Walgreen’s brought together over 80 of their consumer loyalty people in a Chicago, Illinois suburb, for a Build-A-Bike Team Building Event. The fun, learning experience culminated with 12 new bicycles being built and given to the Union League Boys and Girls Clubs. The event was entertaining and informative, but when the children were introduced at the end of the event there was nothing but smiles on the children’s faces as they received new bikes and pride on the participant’s faces as they awarded the bikes to the children. The event provided learning value, entertainment value, and philanthropic value; a great combination and a great experience for any afternoon- and a very special one for these Walgreen’s VIPs.
When the group was divided into smaller groups and given tasks to compete there was a certain air of competitiveness that began to grow. It was reiterated several times that nothing in the afternoon was a competition, but the goal of every activity was for every group to complete it to the best of their ability. Having concentrated on that fact, nothing was a competition, you would think that the competitive dealings would have stopped, or slowed- but they didn’t. Whenever a large group is broken down into smaller one’s competition will happen. Even if it is stressed that it shouldn’t, it is the nature of teams to be competitive.

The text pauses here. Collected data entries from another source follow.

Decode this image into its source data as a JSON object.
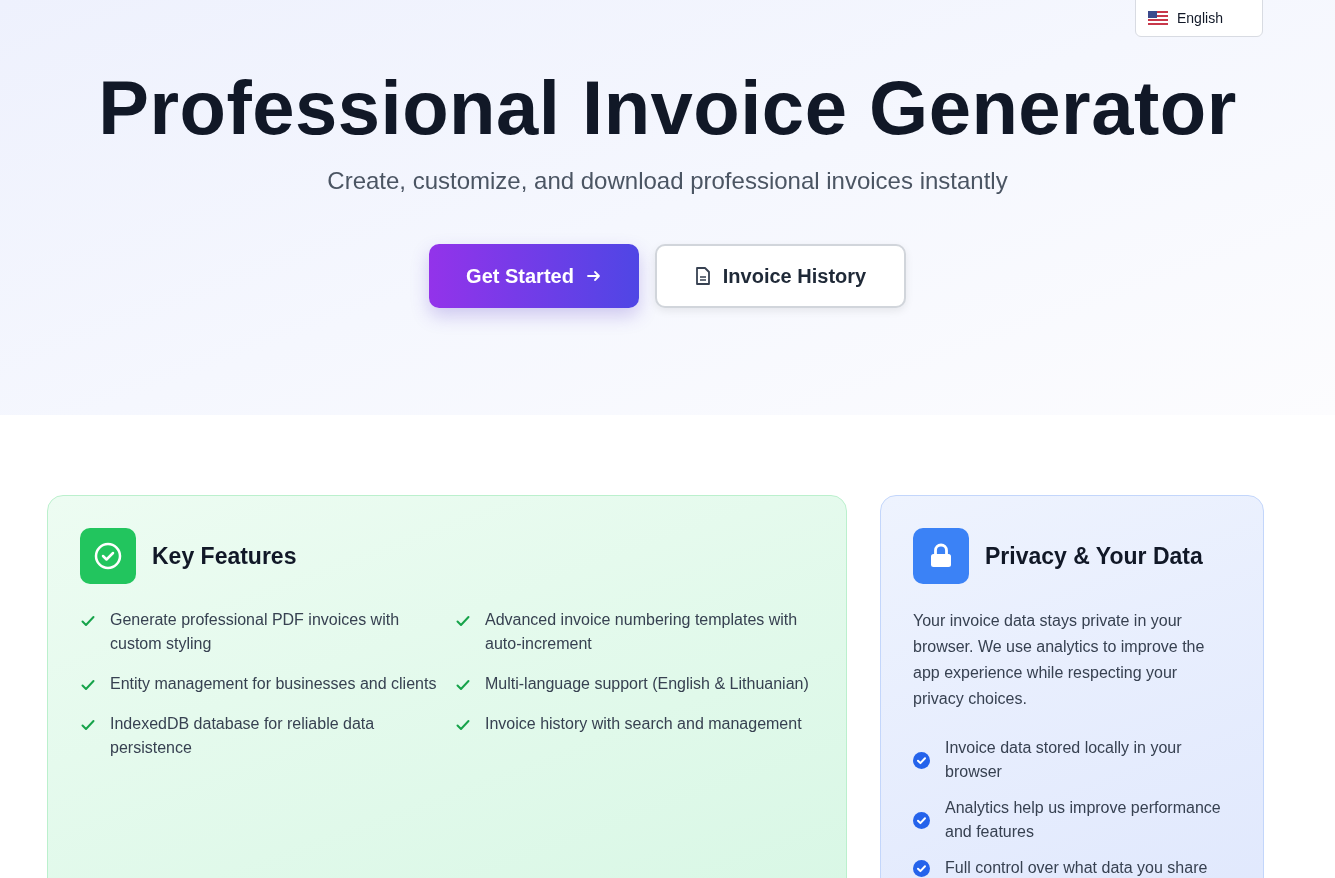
{
  "language_selector": {
    "label": "English"
  },
  "hero": {
    "title": "Professional Invoice Generator",
    "subtitle": "Create, customize, and download professional invoices instantly",
    "buttons": [
      {
        "label": "Get Started",
        "kind": "primary"
      },
      {
        "label": "Invoice History",
        "kind": "secondary"
      }
    ]
  },
  "features_card": {
    "title": "Key Features",
    "items": [
      "Generate professional PDF invoices with custom styling",
      "Advanced invoice numbering templates with auto-increment",
      "Entity management for businesses and clients",
      "Multi-language support (English & Lithuanian)",
      "IndexedDB database for reliable data persistence",
      "Invoice history with search and management"
    ]
  },
  "privacy_card": {
    "title": "Privacy & Your Data",
    "description": "Your invoice data stays private in your browser. We use analytics to improve the app experience while respecting your privacy choices.",
    "items": [
      "Invoice data stored locally in your browser",
      "Analytics help us improve performance and features",
      "Full control over what data you share"
    ]
  }
}
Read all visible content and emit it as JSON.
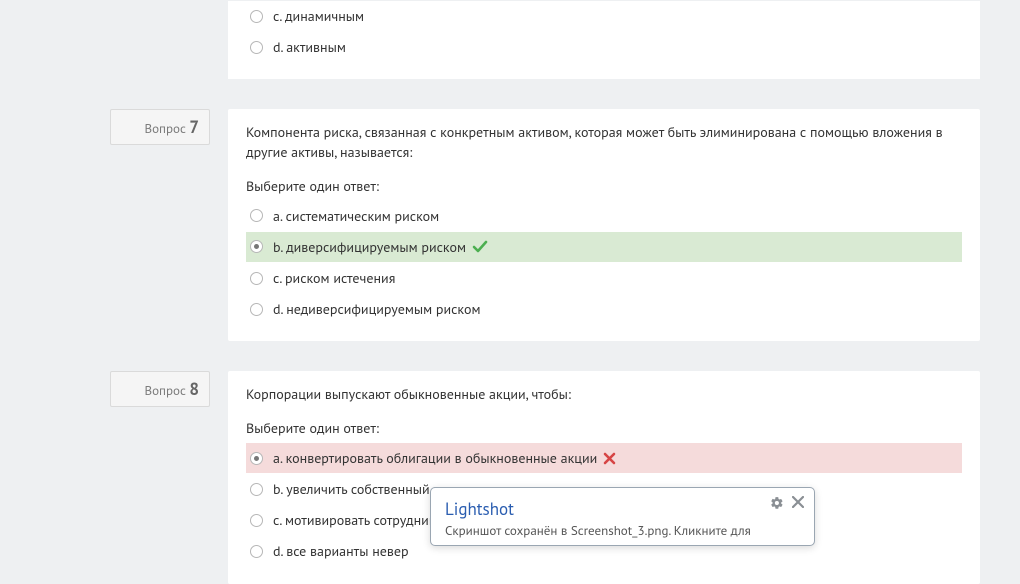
{
  "question_label": "Вопрос",
  "select_prompt": "Выберите один ответ:",
  "trailing": {
    "options": [
      {
        "letter": "c",
        "text": "динамичным",
        "selected": false,
        "state": "none"
      },
      {
        "letter": "d",
        "text": "активным",
        "selected": false,
        "state": "none"
      }
    ]
  },
  "q7": {
    "number": "7",
    "text": "Компонента риска, связанная с конкретным активом, которая может быть элиминирована с помощью вложения в другие активы, называется:",
    "options": [
      {
        "letter": "a",
        "text": "систематическим риском",
        "selected": false,
        "state": "none"
      },
      {
        "letter": "b",
        "text": "диверсифицируемым риском",
        "selected": true,
        "state": "correct"
      },
      {
        "letter": "c",
        "text": "риском истечения",
        "selected": false,
        "state": "none"
      },
      {
        "letter": "d",
        "text": "недиверсифицируемым риском",
        "selected": false,
        "state": "none"
      }
    ]
  },
  "q8": {
    "number": "8",
    "text": "Корпорации выпускают обыкновенные акции, чтобы:",
    "options": [
      {
        "letter": "a",
        "text": "конвертировать облигации в обыкновенные акции",
        "selected": true,
        "state": "incorrect"
      },
      {
        "letter": "b",
        "text": "увеличить собственный капитал",
        "selected": false,
        "state": "none"
      },
      {
        "letter": "c",
        "text": "мотивировать сотрудников",
        "selected": false,
        "state": "none"
      },
      {
        "letter": "d",
        "text": "все варианты невер",
        "selected": false,
        "state": "none"
      }
    ]
  },
  "popup": {
    "title": "Lightshot",
    "subtitle": "Скриншот сохранён в Screenshot_3.png. Кликните для"
  }
}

Likewise when a company operates different locations, different departments, different divisions, etc… competition will result. Not all competition is destructive. It can be very positive it brings out the best in every team and the overall efforts of the larger group don’t suffer. Too often the competitive nature becomes destructive because for one group so succeed it means another must not. In other words- if we are the winners there must be losers. But if one segment of a company wins or has successes at the cost of another, then the whole team has really suffered. We oftentimes find ourselves in unwitting competition because of budget restrictions, human resource allocations, time differentials, and whatever else can cause differing segments to compete with each other. Too often information is withheld; solutions aren’t shared; ideas aren’t communicated because if we do we have lost that competitive edge. One group within the organization may win, but the team as a whole has suffered.
Congratulations to Walgreen’s for sponsoring the Build-A-Bike ® Team Building Event and making a positive difference in the life of 12 children, their families in Chicago while having fun and learning some important team building lessons.